The contributions of the team are as follows:
• Imbalance-aware reinforcement learning-based graph policy network: The team uses a reinforcement learning technique to discover a representative subset of the unlabeled dataset by optimizing the classifier’s performance. The nodes that are being queried will be more representative of the minority class.
• Graph coarsening strategy to handle large-scale graph data: Existing approaches rarely consider scalability, making them inefficient when used in real-world scenarios. Researchers use a graph coarsening approach to decrease the action space in the policy network to reduce running time.
• Robust learning for more accurate node classification: Researchers build a node classifier with focused loss that down-weights the well-classified samples, unlike traditional approaches that do not distinguish between majority and minority classes when maximizing the objective function.
ALLIE was tested on both balanced and unbalanced datasets. The balanced datasets are based on publicly available citation graphs, while the imbalanced dataset comes from a private e-commerce site. On both datasets, the researchers report on node classification performance.

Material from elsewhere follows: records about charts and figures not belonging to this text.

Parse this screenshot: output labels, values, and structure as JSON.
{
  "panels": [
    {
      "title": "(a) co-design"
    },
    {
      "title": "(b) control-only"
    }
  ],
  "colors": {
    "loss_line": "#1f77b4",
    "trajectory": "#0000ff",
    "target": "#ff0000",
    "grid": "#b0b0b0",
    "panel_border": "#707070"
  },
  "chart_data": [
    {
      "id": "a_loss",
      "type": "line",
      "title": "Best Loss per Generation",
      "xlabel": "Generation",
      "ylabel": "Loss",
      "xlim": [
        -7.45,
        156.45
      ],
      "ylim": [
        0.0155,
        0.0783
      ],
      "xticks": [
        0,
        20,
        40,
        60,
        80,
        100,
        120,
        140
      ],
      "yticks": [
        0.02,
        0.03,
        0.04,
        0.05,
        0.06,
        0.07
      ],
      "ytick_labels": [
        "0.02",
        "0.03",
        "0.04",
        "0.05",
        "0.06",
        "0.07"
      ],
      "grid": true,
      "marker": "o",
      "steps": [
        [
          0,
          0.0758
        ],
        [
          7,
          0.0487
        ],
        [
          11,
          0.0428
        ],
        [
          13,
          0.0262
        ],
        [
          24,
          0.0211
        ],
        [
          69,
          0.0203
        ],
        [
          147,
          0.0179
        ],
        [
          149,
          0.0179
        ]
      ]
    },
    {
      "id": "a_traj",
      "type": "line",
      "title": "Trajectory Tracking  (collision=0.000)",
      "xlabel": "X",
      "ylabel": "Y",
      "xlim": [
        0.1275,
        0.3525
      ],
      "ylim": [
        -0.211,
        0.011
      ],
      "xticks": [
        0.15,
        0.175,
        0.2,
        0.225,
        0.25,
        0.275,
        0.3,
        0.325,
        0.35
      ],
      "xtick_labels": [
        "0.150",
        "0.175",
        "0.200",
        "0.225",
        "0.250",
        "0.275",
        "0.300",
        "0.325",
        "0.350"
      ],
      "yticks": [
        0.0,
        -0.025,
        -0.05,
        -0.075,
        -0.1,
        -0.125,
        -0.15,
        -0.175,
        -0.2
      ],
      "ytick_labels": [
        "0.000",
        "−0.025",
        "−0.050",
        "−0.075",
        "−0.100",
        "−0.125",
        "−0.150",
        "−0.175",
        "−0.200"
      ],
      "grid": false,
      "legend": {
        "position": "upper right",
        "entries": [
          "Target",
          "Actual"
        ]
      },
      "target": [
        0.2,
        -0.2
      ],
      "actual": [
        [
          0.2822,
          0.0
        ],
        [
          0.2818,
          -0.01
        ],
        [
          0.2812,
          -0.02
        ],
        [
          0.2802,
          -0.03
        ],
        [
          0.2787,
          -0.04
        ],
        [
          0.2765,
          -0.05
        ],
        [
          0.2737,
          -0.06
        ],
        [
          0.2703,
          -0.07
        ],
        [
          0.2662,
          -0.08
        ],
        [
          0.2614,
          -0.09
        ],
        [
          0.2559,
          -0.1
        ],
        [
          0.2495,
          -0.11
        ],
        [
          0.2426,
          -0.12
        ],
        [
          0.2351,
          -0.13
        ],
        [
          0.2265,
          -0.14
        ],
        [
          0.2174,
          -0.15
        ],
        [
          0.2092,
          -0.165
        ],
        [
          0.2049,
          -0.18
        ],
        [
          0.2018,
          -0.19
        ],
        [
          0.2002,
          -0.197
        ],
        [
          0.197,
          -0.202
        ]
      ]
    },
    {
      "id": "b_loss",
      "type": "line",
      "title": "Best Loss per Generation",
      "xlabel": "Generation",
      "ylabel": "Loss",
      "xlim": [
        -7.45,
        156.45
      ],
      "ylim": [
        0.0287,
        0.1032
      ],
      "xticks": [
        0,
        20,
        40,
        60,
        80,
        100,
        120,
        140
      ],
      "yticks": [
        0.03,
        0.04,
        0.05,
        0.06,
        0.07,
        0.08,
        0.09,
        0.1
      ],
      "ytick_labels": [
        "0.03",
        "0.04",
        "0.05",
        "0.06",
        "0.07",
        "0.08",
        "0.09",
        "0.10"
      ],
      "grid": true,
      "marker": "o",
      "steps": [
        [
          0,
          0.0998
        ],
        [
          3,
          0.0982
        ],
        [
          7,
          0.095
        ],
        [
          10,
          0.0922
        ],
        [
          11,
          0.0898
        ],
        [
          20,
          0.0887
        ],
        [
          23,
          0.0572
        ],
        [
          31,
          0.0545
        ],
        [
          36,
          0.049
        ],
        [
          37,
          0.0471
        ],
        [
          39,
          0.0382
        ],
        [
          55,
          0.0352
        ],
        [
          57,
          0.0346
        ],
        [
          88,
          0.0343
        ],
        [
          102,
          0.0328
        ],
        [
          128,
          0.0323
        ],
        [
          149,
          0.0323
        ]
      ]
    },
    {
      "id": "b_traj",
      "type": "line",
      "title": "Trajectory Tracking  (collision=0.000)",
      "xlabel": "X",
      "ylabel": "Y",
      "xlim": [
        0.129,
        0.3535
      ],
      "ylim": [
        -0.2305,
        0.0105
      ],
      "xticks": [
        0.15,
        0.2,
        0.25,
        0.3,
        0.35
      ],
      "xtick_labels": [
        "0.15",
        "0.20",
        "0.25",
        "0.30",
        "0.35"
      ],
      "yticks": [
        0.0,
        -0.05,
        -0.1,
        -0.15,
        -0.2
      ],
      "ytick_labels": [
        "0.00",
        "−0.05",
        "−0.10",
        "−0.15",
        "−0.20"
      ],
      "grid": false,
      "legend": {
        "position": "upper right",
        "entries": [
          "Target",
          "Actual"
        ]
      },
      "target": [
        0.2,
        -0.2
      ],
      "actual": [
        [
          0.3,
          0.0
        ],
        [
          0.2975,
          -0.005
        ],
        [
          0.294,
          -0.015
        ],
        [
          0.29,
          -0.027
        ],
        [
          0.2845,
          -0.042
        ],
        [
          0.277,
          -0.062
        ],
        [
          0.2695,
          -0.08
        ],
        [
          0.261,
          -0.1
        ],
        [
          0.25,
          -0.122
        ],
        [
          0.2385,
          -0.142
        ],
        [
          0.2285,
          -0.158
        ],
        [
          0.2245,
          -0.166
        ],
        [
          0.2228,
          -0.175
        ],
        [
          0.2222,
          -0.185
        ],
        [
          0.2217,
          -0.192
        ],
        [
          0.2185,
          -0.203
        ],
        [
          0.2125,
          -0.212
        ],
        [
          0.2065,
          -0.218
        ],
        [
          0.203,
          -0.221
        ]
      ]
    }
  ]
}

According to the results, ALLIE improved an average of 2.39 percent in Macro F1 and 2.71 percent in Micro F1 over the best baseline on balanced graph datasets. On the e-commerce website dataset, ALLIE improved the positive classes (abusive users and reviews) by an average of 4.75 percent in Precision, 1.96 percent in Recall, and 3.45 percent in F1 (with 10.54 percent, 3.7 percent, and 7.71 percent relative improvement, respectively) over the best baseline. A detailed ablation study was also carried out by the team to highlight the importance of each component of ALLIE. According to additional tests, ALLIE outperforms baselines with a variety of initial training set sizes and query budgets.
Conclusion
In a recent study, Amazon researchers present ALLIE, a unique active learning framework for large-scale unbalanced graphs. ALLIE uses a graph policy network to query potential nodes for labeling by maximizing the GNN classifier’s long-term performance. ALLIE, in comparison to numerous state-of-the-art approaches, can better deal with an uneven data distribution thanks to two balancing mechanisms. ALLIE also has a graph coarsening module, making it scalable for large-scale applications. ALLIE’s high performance is demonstrated by experiments on three benchmark datasets and a real-world retail website dataset.